Pese a ese exitoso trabajo de Galbraith, que tuvo un profundo efecto en la evolución del pensamiento económico, la corriente de la no-intervención en los mercados ha ignorado esa triunfante injerencia del Estado. El control de precios no emerge de esa experiencia como un fin en sí mismo, como vaca sagrada, sino como una imprescindible herramienta de una política de ingresos, ingrediente esencial de una estrategia económica destinada a combinar el empleo con un grado razonable de estabilidad. Para ello los problemas de la economía deben ser abordados incluyendo el contenido político, o sea el poder económico. Si se decide eliminarlo en el análisis, la economía queda lejos de la relación con el mundo real. Los especialistas que desconocen esa íntima vinculación están acompañando, conscientes o no, al poder económico en la descalificación de la utilidad de los controles de precios. En los hechos, convalidan la determinación de precios en condiciones de no-competencia.
Galbraith se refirió a esa cuestión en un presentación magistral, en la 85º reunión de la Asociación Económica Norteamericana, en Toronto, Canadá, el 29 de diciembre de 1972, que denominó El poder y el economista útil. En una de las partes de esa exposición, el autor de La sociedad opulenta señala que “dado que el poder interviene en forma tan total en una gran parte de la economía, ya no pueden los economistas distinguir entre la ciencia económica y la política, excepto por razones de conveniencia o de una evasión intelectual más deliberada”. Para agregar que “la economía no se convierte en una parte de la ciencia política. Pero la política sí debe convertirse en parte de la economía”.

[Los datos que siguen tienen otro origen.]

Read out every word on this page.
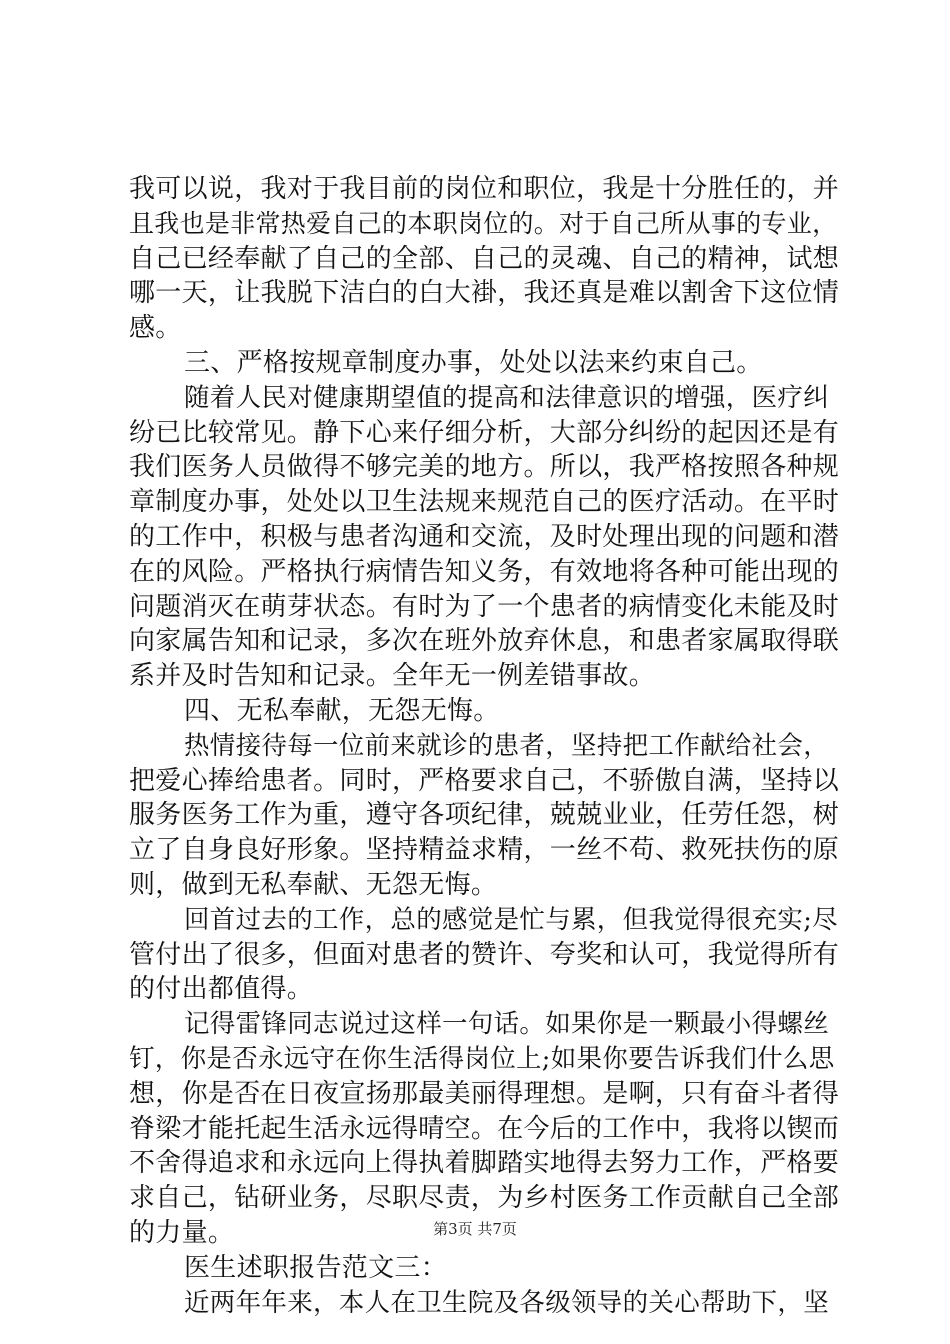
我可以说，我对于我目前的岗位和职位，我是十分胜任的，并
且我也是非常热爱自己的本职岗位的。对于自己所从事的专业，
自己已经奉献了自己的全部、自己的灵魂、自己的精神，试想
哪一天，让我脱下洁白的白大褂，我还真是难以割舍下这位情
感。
三、严格按规章制度办事，处处以法来约束自己。
随着人民对健康期望值的提高和法律意识的增强，医疗纠
纷已比较常见。静下心来仔细分析，大部分纠纷的起因还是有
我们医务人员做得不够完美的地方。所以，我严格按照各种规
章制度办事，处处以卫生法规来规范自己的医疗活动。在平时
的工作中，积极与患者沟通和交流，及时处理出现的问题和潜
在的风险。严格执行病情告知义务，有效地将各种可能出现的
问题消灭在萌芽状态。有时为了一个患者的病情变化未能及时
向家属告知和记录，多次在班外放弃休息，和患者家属取得联
系并及时告知和记录。全年无一例差错事故。
四、无私奉献，无怨无悔。
热情接待每一位前来就诊的患者，坚持把工作献给社会，
把爱心捧给患者。同时，严格要求自己，不骄傲自满，坚持以
服务医务工作为重，遵守各项纪律，兢兢业业，任劳任怨，树
立了自身良好形象。坚持精益求精，一丝不苟、救死扶伤的原
则，做到无私奉献、无怨无悔。
回首过去的工作，总的感觉是忙与累，但我觉得很充实;尽
管付出了很多，但面对患者的赞许、夸奖和认可，我觉得所有
的付出都值得。
记得雷锋同志说过这样一句话。如果你是一颗最小得螺丝
钉，你是否永远守在你生活得岗位上;如果你要告诉我们什么思
想，你是否在日夜宣扬那最美丽得理想。是啊，只有奋斗者得
脊梁才能托起生活永远得晴空。在今后的工作中，我将以锲而
不舍得追求和永远向上得执着脚踏实地得去努力工作，严格要
求自己，钻研业务，尽职尽责，为乡村医务工作贡献自己全部
的力量。
医生述职报告范文三：
近两年年来，本人在卫生院及各级领导的关心帮助下，坚
第3页 共7页
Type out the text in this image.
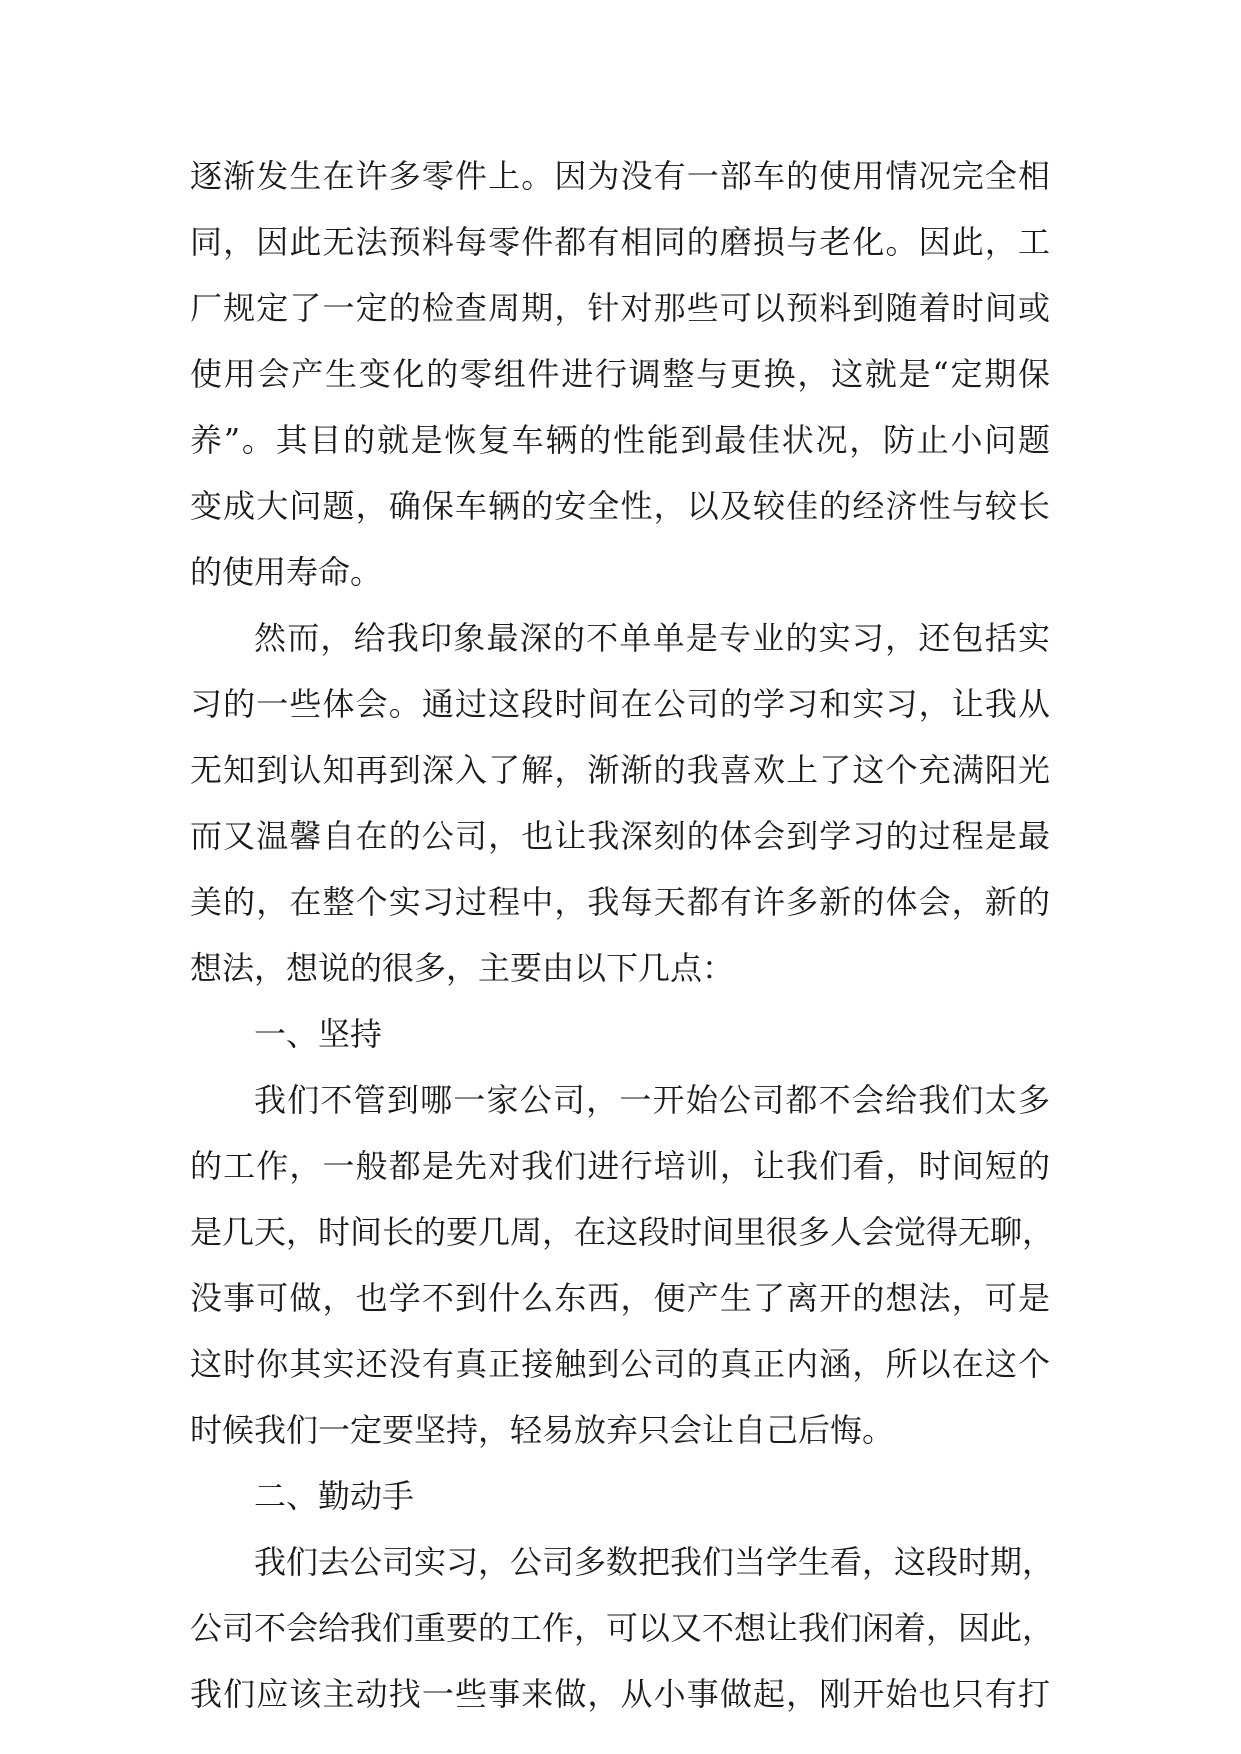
逐渐发生在许多零件上。因为没有一部车的使用情况完全相
同，因此无法预料每零件都有相同的磨损与老化。因此，工
厂规定了一定的检查周期，针对那些可以预料到随着时间或
使用会产生变化的零组件进行调整与更换，这就是“定期保
养”。其目的就是恢复车辆的性能到最佳状况，防止小问题
变成大问题，确保车辆的安全性，以及较佳的经济性与较长
的使用寿命。
然而，给我印象最深的不单单是专业的实习，还包括实
习的一些体会。通过这段时间在公司的学习和实习，让我从
无知到认知再到深入了解，渐渐的我喜欢上了这个充满阳光
而又温馨自在的公司，也让我深刻的体会到学习的过程是最
美的，在整个实习过程中，我每天都有许多新的体会，新的
想法，想说的很多，主要由以下几点：
一、坚持
我们不管到哪一家公司，一开始公司都不会给我们太多
的工作，一般都是先对我们进行培训，让我们看，时间短的
是几天，时间长的要几周，在这段时间里很多人会觉得无聊，
没事可做，也学不到什么东西，便产生了离开的想法，可是
这时你其实还没有真正接触到公司的真正内涵，所以在这个
时候我们一定要坚持，轻易放弃只会让自己后悔。
二、勤动手
我们去公司实习，公司多数把我们当学生看，这段时期，
公司不会给我们重要的工作，可以又不想让我们闲着，因此，
我们应该主动找一些事来做，从小事做起，刚开始也只有打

Respecto a los controles de precios, Galbraith explicaba en esa presentación que “hay muchas razones que aconsejan que los economistas acepten lo inevitable de los controles de salarios y precios. Ello ayudaría a que los políticos dejasen de suponer que los controles son algo malo y antinatural y por lo tanto algo temporal que debe abandonarse en cuanto parezca empezar a funcionar. Esta es una actitud poco favorable para el desarrollo de una administración sensata. También haría que los economistas considerasen la forma en que los controles pueden funcionar y en que el efecto sobre la distribución del ingreso se vuelva más equitativo”. Y como si fuese una referencia a la actual situación argentina, el economista que falleció en 1996 a los 97 años aconsejó que “la expectativa inflacionaria se convirtió en una parte de los cálculos de las empresas y los sindicatos. La crisis y la expectativa subsisten aún. Los controles son necesarios hasta que desaparezcan esos factores”.
El debate sobre los precios en Argentina no es el anecdótico Guillermo Moreno, como hábilmente lo pone en el centro de la escena la ortodoxia y el sector empresario y como torpemente lo hace el Gobierno. La clave pasa por estructurar una intervención eficiente en el proceso de formación de precios, un efectivo control en los precios finales y, en definitiva, una política de ingresos consistente. En esa instancia puede ser que no sea suficiente un solo Moreno, sino que sean necesarios varios Morenos más, con la sutil diferencia de que tendrían que ser eficaces en su tarea.